A Bruxelles, l'engouement maraîcher est tel que les autorités réfléchissent à la mise au point de nouveaux outils d'urbanisme pour les préserver et les développer. Rien que pour les 250 parcelles mises à disposition par l'IBGE, la liste d'attente compte actuellement 150 personnes: tout est occupé. Il est vrai que les autorités locales sont de plus en plus sensibles au rôle de renforcement des liens sociaux – voire de réinsertion sociale – joué par l'espace naturel urbain (lire l’encadré ci-contre).

Seul un ménage sur trois, à Bruxelles, dispose d'un jardin privatif. Alors que le nombre de terrains laissés en friche est important dans la Région, seuls 0,03% de ses habitants disposent d'une telle parcelle mise à leur disposition. A Leipzig et dans d'autres villes allemandes, ce pourcentage grimpe jusqu'à 14%! Pour le propriétaire, privé ou public, l'avantage d'une telle location (au montant souvent symbolique) saute pourtant aux yeux: occupé et entretenu, son terrain ne sert plus de dépôt d'immondices ou à des activités interlopes. Ce genre de “location” peut flatter son image sociale. Surtout, elle revalorise la ville au profit de ses habitants. Tous ses habitants.

// Ph.Lamotte

 

(1) Lire “Du potager de survie au jardin solidaire, approche sociologique et historique”, Philippe Delwiche. Editions namuroises, 253 p. (2006) Infos: 081/72.48.84

(2) “Le début des haricots”: 02/644.07.77 ou 0476/086613 – www.haricots.org/mrjc

(3) Ce chiffre s'ajoute à celui des parcelles mises en location par Infrabel le long des infrastructures ferroviaires, soit (à Bruxelles) 8 hectares.

 

Le jardin, territoire mental d'espérance
Dans son ouvrage “l'Ecologie du bonheur”(1), Eric Lambin, géographe à l'UCL et prix Francqui 2009, répertorie les nombreux travaux de psychologie expérimentale démontrant que, dans toutes les cultures et régions du monde, la mise en contact avec la nature ou sa contemplation a un effet bénéfique sur le bien-être. “Dans un cadre naturel, la capacité de réfléchir à ses problèmes personnels et de les mettre en perspective augmente”.

Comment ne pas penser à ces constats en visitant le potager collectif de la rue Gray, à la limite entre Etterbeek et Ixelles? Potager? Façon de parler, tant les fruits et légumes de cette ancienne friche d'à peine six ares côtoient un déluge fantasque et coloré de fleurs dont certaines espèces sont uniques dans la Région bruxelloise. 

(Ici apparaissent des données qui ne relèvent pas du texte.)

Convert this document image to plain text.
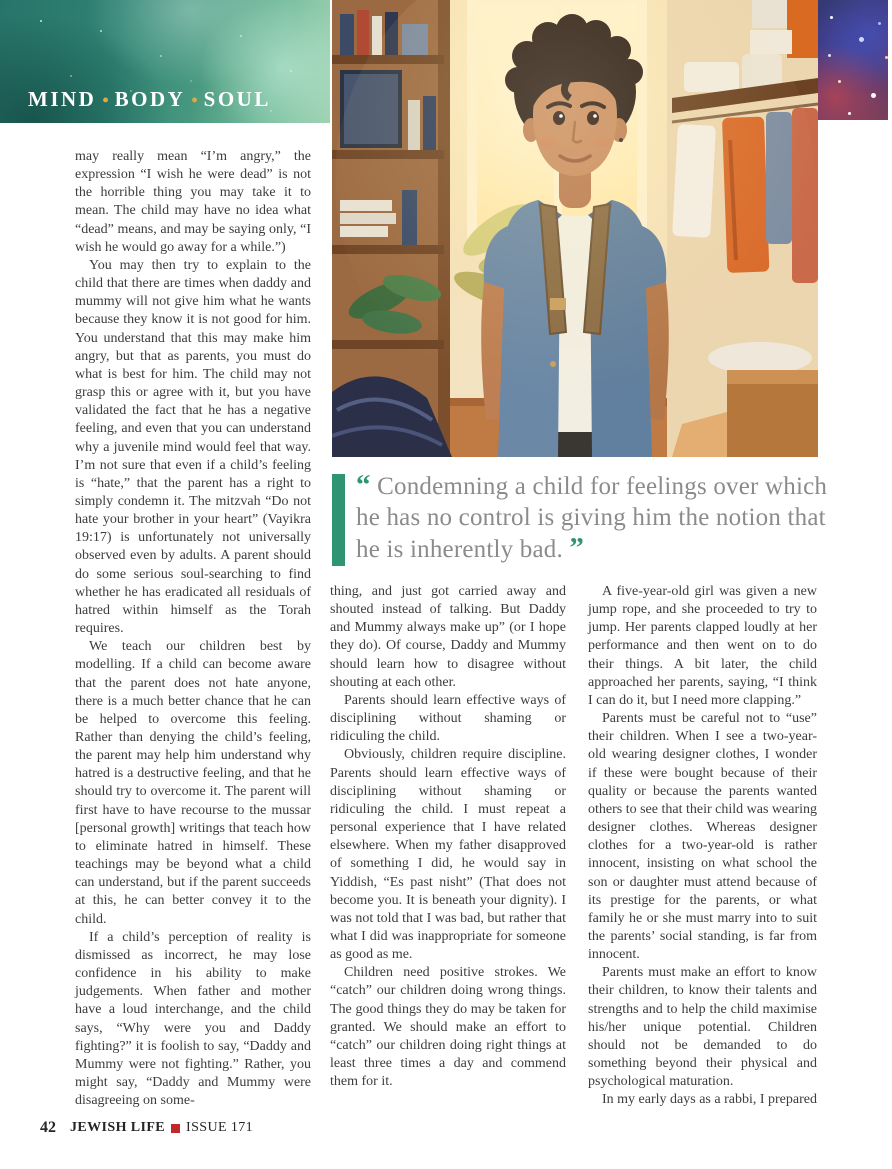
MIND • BODY • SOUL

“ Condemning a child for feelings over which he has no control is giving him the notion that he is inherently bad. ”

may really mean “I’m angry,” the expression “I wish he were dead” is not the horrible thing you may take it to mean. The child may have no idea what “dead” means, and may be saying only, “I wish he would go away for a while.”)

You may then try to explain to the child that there are times when daddy and mummy will not give him what he wants because they know it is not good for him. You understand that this may make him angry, but that as parents, you must do what is best for him. The child may not grasp this or agree with it, but you have validated the fact that he has a negative feeling, and even that you can understand why a juvenile mind would feel that way. I’m not sure that even if a child’s feeling is “hate,” that the parent has a right to simply condemn it. The mitzvah “Do not hate your brother in your heart” (Vayikra 19:17) is unfortunately not universally observed even by adults. A parent should do some serious soul-searching to find whether he has eradicated all residuals of hatred within himself as the Torah requires.

We teach our children best by modelling. If a child can become aware that the parent does not hate anyone, there is a much better chance that he can be helped to overcome this feeling. Rather than denying the child’s feeling, the parent may help him understand why hatred is a destructive feeling, and that he should try to overcome it. The parent will first have to have recourse to the mussar [personal growth] writings that teach how to eliminate hatred in himself. These teachings may be beyond what a child can understand, but if the parent succeeds at this, he can better convey it to the child.

If a child’s perception of reality is dismissed as incorrect, he may lose confidence in his ability to make judgements. When father and mother have a loud interchange, and the child says, “Why were you and Daddy fighting?” it is foolish to say, “Daddy and Mummy were not fighting.” Rather, you might say, “Daddy and Mummy were disagreeing on some-

thing, and just got carried away and shouted instead of talking. But Daddy and Mummy always make up” (or I hope they do). Of course, Daddy and Mummy should learn how to disagree without shouting at each other.

Parents should learn effective ways of disciplining without shaming or ridiculing the child.

Obviously, children require discipline. Parents should learn effective ways of disciplining without shaming or ridiculing the child. I must repeat a personal experience that I have related elsewhere. When my father disapproved of something I did, he would say in Yiddish, “Es past nisht” (That does not become you. It is beneath your dignity). I was not told that I was bad, but rather that what I did was inappropriate for someone as good as me.

Children need positive strokes. We “catch” our children doing wrong things. The good things they do may be taken for granted. We should make an effort to “catch” our children doing right things at least three times a day and commend them for it.

A five-year-old girl was given a new jump rope, and she proceeded to try to jump. Her parents clapped loudly at her performance and then went on to do their things. A bit later, the child approached her parents, saying, “I think I can do it, but I need more clapping.”

Parents must be careful not to “use” their children. When I see a two-year-old wearing designer clothes, I wonder if these were bought because of their quality or because the parents wanted others to see that their child was wearing designer clothes. Whereas designer clothes for a two-year-old is rather innocent, insisting on what school the son or daughter must attend because of its prestige for the parents, or what family he or she must marry into to suit the parents’ social standing, is far from innocent.

Parents must make an effort to know their children, to know their talents and strengths and to help the child maximise his/her unique potential. Children should not be demanded to do something beyond their physical and psychological maturation.

In my early days as a rabbi, I prepared

42 JEWISH LIFE ISSUE 171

Un sanctuaire, oui! Mais animé. Créé il y a trois ans par un petit groupe de trentenaires passionnés, le jardin Gray avait pour but, au départ, de montrer ce qu'il est possible de “tirer”, en ville, d'un lopin de terre oublié de tous. Très rapidement, l'utilité sociale de ce coin ressuscité a sauté aux yeux de tous. “J'ai trouvé ici une ambiance que je n'ai vécue nulle part ailleurs, s'enthousiasme Timothée, un des "animateurs" improvisés. On met sur pied des barbecues de quartier. Des amitiés solides se nouent. Des étudiants font leur blocus entre les parterres, d'autres visiteurs passent ici quelques heures sans nécessairement parler. Nous aurions pu organiser du théâtre, par exemple. Mais pourquoi? Ce qui se fait ici correspond aux besoins de tous - enfants, ados ou adultes: manger des fruits, contempler des insectes ou des fleurs, rêver... J'ai surtout réalisé, ici, le nombre incroyable de gens en ville qui vivent mentalement seuls. J'ai également vu une jeune fille reformuler son projet de vie après un échec scolaire. Dans un autre jardin partagé que je connais (NDLR: celui de Tour et Taxis), un toxicomane s'en est sorti grâce à l'entretien du potager et l’accueil des visiteurs. Nous devrions mieux nous organiser pour faire connaître ce rôle-là aux CPAS et aux responsables  politiques. C'est tellement moins cher que de lourdes prises en charge en institution…”   

// Ph. L.

(1) “Une écologie du bonheur”. Eric Lambin, 350 p. Ed.Le Pommier (2009).

A lire aussi: “Les Jardins partagés, utopie, écologie, conseils pratiques”, L.Baudelet, F.Basset et A.Le Roy, 157 p. Ed.Terre Vivante (2010).